Of course the salestech who also thinks you should change a perfectly good A/C won't make his quota coming up with a HX swap. Nor will he likely make as much money doing the swap as selling an expensive system.
Which makes more sense to you? CONSERVATION - turning your thermostat back and being uncomfortable. Maybe saving 5-10% ENERGY EFFICIENCY - leaving your thermostat where everyone is comfortable. Saving 30-70%
The smoke test is a legitimate test. In fact it was once the test recommended by Trane. They also once made, and probably still do, "smoke bombs" designed for testing heat exchangers. More testing is necessary. Don't write off the first contractor just because the second contractor is not well trained.
The only true knowledge is the pursuit of knowledge
Does anyone have a video of a smoke test being performed? I've read about them - "Using a smoke puffer you can fill the burner chamber with smoke. Then turn the blower on. If the smoke sprays out and away from the burner opening you have a good indication of a leak in the heat exchanger."
The tech did demonstrate this. However, the word "spray" is subject to interpretation. Yes, there was some movement of the smoke coming back from the burner, but how vigorous does that movement have to be to be a "spray". Without the burner on the smoke swirled around. Once it was turned on it swirled faster and came out.
So far I haven't been able to find a video of how this looks like in a normal furnace and how it might look with a crack in the heat exchanger.
Sounds like you have a compromised heat exchanger, indicated by 2 legitimate test procedures. If the email is accurate. Never used a smoke test but I have seen literature on it and it is legit. Using the magnehelic is also a legit test that I have used. If both were used and both indicate a split then you most likely have a split. A simple CO test would not be a good test with your furnace. Older natural draft furnaces could produce alot of CO when heat exchanger split and it could then be pushed into the conditioned space so a CO test was a common way to verify a split. Your furnace is induced draft and totally different operation.

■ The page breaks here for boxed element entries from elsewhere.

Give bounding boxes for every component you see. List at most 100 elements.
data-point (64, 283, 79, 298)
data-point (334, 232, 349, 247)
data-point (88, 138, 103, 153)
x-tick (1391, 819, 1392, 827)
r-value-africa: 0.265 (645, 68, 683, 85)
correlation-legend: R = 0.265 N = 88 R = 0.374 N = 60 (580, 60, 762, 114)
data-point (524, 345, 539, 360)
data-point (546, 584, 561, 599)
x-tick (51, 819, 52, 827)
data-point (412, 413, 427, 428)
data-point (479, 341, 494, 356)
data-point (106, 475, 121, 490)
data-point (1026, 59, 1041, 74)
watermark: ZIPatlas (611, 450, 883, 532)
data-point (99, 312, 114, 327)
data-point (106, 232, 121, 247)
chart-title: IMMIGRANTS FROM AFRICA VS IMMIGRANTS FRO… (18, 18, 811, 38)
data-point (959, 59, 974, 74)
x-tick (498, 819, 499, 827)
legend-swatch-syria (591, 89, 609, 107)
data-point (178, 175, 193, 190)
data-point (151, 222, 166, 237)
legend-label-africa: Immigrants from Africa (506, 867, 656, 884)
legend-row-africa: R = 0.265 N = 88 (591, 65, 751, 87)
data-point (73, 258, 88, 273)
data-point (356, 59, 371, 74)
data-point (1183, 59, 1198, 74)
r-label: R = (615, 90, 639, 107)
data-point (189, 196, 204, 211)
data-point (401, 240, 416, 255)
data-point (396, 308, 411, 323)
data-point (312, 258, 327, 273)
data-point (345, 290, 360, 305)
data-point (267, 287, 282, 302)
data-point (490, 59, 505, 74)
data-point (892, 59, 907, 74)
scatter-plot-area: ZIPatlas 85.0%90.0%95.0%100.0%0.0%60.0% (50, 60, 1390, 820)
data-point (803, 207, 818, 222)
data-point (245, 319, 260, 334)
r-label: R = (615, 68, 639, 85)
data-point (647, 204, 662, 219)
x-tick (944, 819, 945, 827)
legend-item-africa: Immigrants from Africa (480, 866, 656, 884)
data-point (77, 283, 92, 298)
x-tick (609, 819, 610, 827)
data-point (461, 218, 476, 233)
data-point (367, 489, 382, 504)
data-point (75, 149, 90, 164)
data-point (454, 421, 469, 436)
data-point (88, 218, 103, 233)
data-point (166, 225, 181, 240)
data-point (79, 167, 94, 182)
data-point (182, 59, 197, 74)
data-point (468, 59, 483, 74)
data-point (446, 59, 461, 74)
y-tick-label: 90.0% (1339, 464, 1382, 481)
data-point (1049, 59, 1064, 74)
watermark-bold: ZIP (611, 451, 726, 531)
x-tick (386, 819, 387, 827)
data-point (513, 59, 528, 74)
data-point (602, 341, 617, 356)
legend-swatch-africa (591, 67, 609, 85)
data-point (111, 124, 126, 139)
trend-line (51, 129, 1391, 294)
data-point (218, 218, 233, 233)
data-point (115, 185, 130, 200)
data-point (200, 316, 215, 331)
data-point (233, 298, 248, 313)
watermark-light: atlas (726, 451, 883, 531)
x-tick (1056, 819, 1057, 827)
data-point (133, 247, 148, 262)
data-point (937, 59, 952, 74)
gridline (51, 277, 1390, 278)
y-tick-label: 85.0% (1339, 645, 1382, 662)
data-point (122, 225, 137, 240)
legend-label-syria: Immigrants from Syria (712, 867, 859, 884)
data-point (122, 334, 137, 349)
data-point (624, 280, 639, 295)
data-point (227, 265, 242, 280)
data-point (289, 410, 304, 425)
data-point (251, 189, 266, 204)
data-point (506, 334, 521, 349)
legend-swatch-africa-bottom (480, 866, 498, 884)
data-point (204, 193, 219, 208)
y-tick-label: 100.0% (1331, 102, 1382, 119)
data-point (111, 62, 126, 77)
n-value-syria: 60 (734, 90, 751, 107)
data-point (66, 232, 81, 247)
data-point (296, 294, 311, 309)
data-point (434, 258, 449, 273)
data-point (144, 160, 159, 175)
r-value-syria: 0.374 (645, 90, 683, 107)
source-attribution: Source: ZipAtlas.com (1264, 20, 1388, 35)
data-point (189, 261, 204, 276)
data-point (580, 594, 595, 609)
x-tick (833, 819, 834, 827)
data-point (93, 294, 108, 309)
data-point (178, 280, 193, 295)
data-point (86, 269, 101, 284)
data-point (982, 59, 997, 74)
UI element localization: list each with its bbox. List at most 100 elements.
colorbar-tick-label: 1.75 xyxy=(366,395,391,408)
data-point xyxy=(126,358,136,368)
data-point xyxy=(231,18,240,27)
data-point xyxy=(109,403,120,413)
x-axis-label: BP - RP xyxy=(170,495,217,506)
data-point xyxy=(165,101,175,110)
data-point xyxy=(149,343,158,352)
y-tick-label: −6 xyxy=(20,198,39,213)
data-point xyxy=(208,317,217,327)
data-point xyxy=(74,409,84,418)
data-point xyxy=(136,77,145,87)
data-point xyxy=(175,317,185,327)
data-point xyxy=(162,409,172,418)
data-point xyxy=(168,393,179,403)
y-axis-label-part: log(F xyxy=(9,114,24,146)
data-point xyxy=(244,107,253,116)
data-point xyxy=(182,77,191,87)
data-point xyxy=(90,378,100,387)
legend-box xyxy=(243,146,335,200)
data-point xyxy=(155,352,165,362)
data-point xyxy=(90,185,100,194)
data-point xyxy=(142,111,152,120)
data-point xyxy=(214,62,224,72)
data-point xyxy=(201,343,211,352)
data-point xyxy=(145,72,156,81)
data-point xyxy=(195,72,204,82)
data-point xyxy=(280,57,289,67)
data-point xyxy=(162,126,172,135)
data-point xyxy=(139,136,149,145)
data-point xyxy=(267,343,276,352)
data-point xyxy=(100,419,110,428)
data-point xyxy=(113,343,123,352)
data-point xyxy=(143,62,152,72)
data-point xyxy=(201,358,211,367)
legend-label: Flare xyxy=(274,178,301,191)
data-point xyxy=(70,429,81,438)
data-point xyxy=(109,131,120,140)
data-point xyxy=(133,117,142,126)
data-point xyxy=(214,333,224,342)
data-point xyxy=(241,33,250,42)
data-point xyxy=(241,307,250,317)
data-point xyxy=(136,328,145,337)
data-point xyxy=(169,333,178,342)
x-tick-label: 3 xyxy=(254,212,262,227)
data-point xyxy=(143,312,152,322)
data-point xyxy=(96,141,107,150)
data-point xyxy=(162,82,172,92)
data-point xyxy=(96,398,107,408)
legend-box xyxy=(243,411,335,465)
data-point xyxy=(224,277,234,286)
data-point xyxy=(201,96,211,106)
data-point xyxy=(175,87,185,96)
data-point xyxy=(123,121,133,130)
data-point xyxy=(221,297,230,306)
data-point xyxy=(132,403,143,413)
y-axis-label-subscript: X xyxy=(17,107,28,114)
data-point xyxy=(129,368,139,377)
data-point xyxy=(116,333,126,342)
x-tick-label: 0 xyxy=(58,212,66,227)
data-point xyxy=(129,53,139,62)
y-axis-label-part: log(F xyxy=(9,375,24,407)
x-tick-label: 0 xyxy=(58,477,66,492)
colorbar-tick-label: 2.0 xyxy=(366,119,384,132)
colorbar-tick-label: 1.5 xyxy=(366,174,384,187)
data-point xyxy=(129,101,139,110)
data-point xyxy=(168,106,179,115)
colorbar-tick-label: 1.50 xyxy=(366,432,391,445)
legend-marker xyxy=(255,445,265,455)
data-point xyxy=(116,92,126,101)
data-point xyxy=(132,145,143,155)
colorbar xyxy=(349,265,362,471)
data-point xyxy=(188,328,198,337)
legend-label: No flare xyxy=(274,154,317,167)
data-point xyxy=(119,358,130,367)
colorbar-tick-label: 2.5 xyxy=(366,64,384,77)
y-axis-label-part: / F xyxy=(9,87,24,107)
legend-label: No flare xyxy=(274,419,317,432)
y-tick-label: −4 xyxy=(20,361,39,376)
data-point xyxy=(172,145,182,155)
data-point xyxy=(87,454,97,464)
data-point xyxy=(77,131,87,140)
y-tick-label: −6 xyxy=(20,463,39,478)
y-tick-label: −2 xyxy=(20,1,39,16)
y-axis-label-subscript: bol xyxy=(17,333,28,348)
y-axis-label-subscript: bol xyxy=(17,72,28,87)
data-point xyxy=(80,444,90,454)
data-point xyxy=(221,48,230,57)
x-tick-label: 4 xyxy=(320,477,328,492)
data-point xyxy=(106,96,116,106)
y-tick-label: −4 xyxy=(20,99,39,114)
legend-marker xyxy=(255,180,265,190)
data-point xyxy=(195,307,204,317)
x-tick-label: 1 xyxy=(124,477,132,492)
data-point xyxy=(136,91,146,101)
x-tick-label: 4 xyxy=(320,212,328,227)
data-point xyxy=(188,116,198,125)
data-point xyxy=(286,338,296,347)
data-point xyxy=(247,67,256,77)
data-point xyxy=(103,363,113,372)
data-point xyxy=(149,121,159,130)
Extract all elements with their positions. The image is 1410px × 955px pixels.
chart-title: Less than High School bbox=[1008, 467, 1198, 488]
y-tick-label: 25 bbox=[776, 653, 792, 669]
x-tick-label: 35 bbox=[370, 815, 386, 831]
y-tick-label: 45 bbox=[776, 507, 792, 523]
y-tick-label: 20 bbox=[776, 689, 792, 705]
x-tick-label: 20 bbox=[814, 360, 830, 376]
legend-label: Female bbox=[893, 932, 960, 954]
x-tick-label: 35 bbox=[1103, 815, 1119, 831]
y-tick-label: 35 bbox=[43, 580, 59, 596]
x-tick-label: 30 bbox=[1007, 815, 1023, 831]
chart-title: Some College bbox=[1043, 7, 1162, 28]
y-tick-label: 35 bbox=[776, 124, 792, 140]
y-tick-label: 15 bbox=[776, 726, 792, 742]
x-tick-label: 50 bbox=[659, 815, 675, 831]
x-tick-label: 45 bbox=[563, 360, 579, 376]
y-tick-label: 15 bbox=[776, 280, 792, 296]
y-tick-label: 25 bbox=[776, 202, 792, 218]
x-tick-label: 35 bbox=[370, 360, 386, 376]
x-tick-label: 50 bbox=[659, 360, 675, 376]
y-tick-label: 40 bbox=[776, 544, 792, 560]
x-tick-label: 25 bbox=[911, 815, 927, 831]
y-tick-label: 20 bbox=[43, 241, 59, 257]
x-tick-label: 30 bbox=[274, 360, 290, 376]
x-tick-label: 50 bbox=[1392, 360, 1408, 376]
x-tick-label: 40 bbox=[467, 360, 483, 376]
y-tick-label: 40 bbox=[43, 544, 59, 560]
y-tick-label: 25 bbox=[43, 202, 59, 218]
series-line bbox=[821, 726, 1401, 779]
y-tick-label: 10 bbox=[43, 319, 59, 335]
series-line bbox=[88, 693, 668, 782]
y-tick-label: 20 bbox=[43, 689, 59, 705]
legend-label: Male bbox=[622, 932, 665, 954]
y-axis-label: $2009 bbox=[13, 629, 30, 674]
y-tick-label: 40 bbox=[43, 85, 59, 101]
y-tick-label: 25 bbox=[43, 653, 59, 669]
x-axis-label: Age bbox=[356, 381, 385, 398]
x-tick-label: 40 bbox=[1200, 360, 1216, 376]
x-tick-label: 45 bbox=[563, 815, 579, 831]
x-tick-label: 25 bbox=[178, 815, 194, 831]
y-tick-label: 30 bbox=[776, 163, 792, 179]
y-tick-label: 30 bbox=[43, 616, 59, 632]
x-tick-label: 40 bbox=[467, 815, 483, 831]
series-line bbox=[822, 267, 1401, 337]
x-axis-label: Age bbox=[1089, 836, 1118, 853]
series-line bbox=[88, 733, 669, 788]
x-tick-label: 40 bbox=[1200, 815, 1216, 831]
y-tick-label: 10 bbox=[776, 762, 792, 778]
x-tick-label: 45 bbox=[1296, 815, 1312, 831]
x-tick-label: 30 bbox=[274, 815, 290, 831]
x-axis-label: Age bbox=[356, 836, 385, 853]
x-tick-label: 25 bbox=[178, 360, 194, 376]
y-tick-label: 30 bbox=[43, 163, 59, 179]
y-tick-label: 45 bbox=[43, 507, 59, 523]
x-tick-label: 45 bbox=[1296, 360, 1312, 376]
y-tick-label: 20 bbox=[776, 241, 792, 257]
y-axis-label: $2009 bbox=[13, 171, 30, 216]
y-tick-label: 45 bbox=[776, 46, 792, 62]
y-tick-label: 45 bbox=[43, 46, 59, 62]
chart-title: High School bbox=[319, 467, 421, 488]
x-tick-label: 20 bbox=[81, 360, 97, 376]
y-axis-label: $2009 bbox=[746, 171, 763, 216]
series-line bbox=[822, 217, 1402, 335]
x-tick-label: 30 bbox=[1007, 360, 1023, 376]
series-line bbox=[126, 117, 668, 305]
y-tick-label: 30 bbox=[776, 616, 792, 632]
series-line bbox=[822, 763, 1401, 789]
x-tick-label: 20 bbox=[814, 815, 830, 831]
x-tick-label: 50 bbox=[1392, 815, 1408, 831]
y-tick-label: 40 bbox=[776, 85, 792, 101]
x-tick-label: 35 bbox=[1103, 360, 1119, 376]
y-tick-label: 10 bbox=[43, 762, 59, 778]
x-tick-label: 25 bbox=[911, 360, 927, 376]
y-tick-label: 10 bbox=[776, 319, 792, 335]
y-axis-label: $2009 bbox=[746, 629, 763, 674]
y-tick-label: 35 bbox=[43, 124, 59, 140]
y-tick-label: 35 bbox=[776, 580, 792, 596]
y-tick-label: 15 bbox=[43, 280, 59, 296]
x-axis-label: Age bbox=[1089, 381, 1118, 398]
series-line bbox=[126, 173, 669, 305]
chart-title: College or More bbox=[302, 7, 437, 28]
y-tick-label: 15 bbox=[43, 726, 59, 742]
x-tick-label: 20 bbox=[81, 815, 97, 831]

Tommy knocker...in clarification...the tech's boss said they perform a magnehelic, but the tech did not do that. The tech only puffed smoke into the entrance of the heat exchanger and we watched the smoke swirl back towards us. The tech then declared the heat exchanger cracked.
Found out that in our small neighborhood (65 homes) this same contractor has told 4 families that they cracked heat exchangers in the last 2 months. We don't all have the same furnaces. Last year they did the same to 3 other families. This is a new development. Most homes are in the 8-10 yo range. Does this seem like a lot of homes for the size and age of the neighborhood? This was the contractor who did the installations for the builder so they ended up doing a lot of work for the homeowners with seasonal inspection contracts.
I hear some of you say that checking CO is not a good test, so what is? Does anyone know if York has any tests or inspections they recommend?
Second visual inspection, if you trust this company, good, agree to a new heat exchanger, new furnace contingent upon the fact that they can show you the crack once they remove the heat exchanger or replace the furnace. If not, they put it back, as it was, no harm, no foul, no charge.
If they are confident in the smoke test, they should have no problems? right?
A cracked heat exchanger is easy to spot, when it is not inside of the furnace, inside of the furnace, it can be a b***h. If they are sure it is cracked, they would accept your challenge, otherwise, they would walk away, or am I wrong?